Batting Average Projection: Above Average
Runs Scored and Runs Batted In: Runs scored are a product of one’s ability to get on base and the batters behind them whereas Runs Batted In are due in great part to the opportunities created by the hitters getting on base ahead of the batter. Thus, a big part of projecting Lindor’s future performance in these two categories is figuring out the strength of Cleveland’s lineup and where he’ll bat in said lineup. Given baseball’s obsession with leadoff hitters I assume that’s where Lindor will bat. But, he profiles best batting second due to his pop. There is actually very little difference between batting 1st and 2nd for runs scored, however an American League average hitter in the two hole has about 15 more RBI than American League leadoff hitters.
Runs Scored Projection: Above Average
Runs Batted In Projection: Well Below Average
Homeruns: The idea that Lindor projected to have above average homerun power or better probably started after he won a homerun derby before being drafted. Small sample aside, he completely altered his swing in that competition and it is not indicative of his true ability. Still, Lindor has good loft on both his left handed and right handed swings. His bat stays in the zone for a long time and he transfers his weight well for a relatively tiny guy. Also, remember Progressive Field has a very favorable park factor for lefties and he’ll be batting from that side of the plate two thirds of the time.

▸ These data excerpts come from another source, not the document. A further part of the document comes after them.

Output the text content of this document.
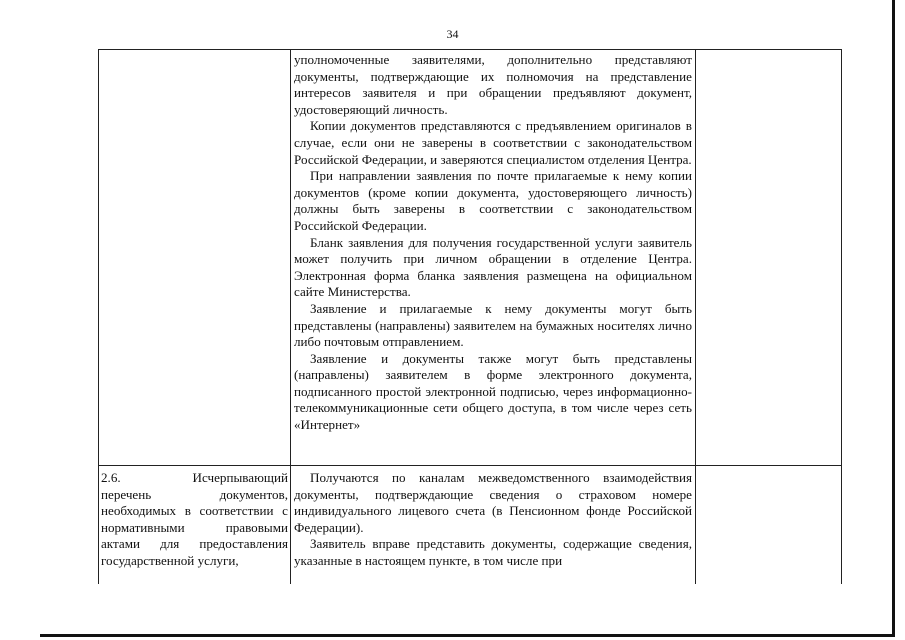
34

уполномоченные заявителями, дополнительно представляют документы, подтверждающие их полномочия на представление интересов заявителя и при обращении предъявляют документ, удостоверяющий личность.

Копии документов представляются с предъявлением оригиналов в случае, если они не заверены в соответствии с законодательством Российской Федерации, и заверяются специалистом отделения Центра.

При направлении заявления по почте прилагаемые к нему копии документов (кроме копии документа, удостоверяющего личность) должны быть заверены в соответствии с законодательством Российской Федерации.

Бланк заявления для получения государственной услуги заявитель может получить при личном обращении в отделение Центра. Электронная форма бланка заявления размещена на официальном сайте Министерства.

Заявление и прилагаемые к нему документы могут быть представлены (направлены) заявителем на бумажных носителях лично либо почтовым отправлением.

Заявление и документы также могут быть представлены (направлены) заявителем в форме электронного документа, подписанного простой электронной подписью, через информационно-телекоммуникационные сети общего доступа, в том числе через сеть «Интернет»

2.6.	Исчерпывающий
перечень документов, необходимых в соответствии с нормативными правовыми актами для предоставления государственной услуги,

Получаются по каналам межведомственного взаимодействия документы, подтверждающие сведения о страховом номере индивидуального лицевого счета (в Пенсионном фонде Российской Федерации).

Заявитель вправе представить документы, содержащие сведения, указанные в настоящем пункте, в том числе при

Homerun Projection: Average
Stolen Bases: Lindor is a fantastic athlete and he’s very fast, but I wouldn’t say he has elite foot speed. I timed him going from home to first in 4.0 seconds, 4.0 and 4.1 from the left side of the plate. Like most of his game his stolen bases are going to be a product of exceptional technique and instincts, not overwhelming tools (think Billy Hamilton). Thus far in the minor leagues he has shown that he is going to be aggressive, already swiping 11 bags and being caught 4 times. Undoubtedly, his aggressive nature bodes well for fantasy owners banking on him putting up big stolen base totals. Of course, one would expect the organization to put the breaks on the young shortstop if his caught stealing numbers get out of hand at higher levels. However, I expect he’ll be a force on the base paths, he’s too smart of a ball player for his decision making to stagnate his running game.
Stolen Base Projection: Above Average
Lindor projects to be strongly in the second tier of shortstops below Troy Tulowitzki. I suspect Starlin Castro will be joining Troy at the top of the shortstop rankings at some point in the near future. Most importantly, Lindor will offer your team a handful of stolen bases above the average shortstop without compromising your team it in other areas.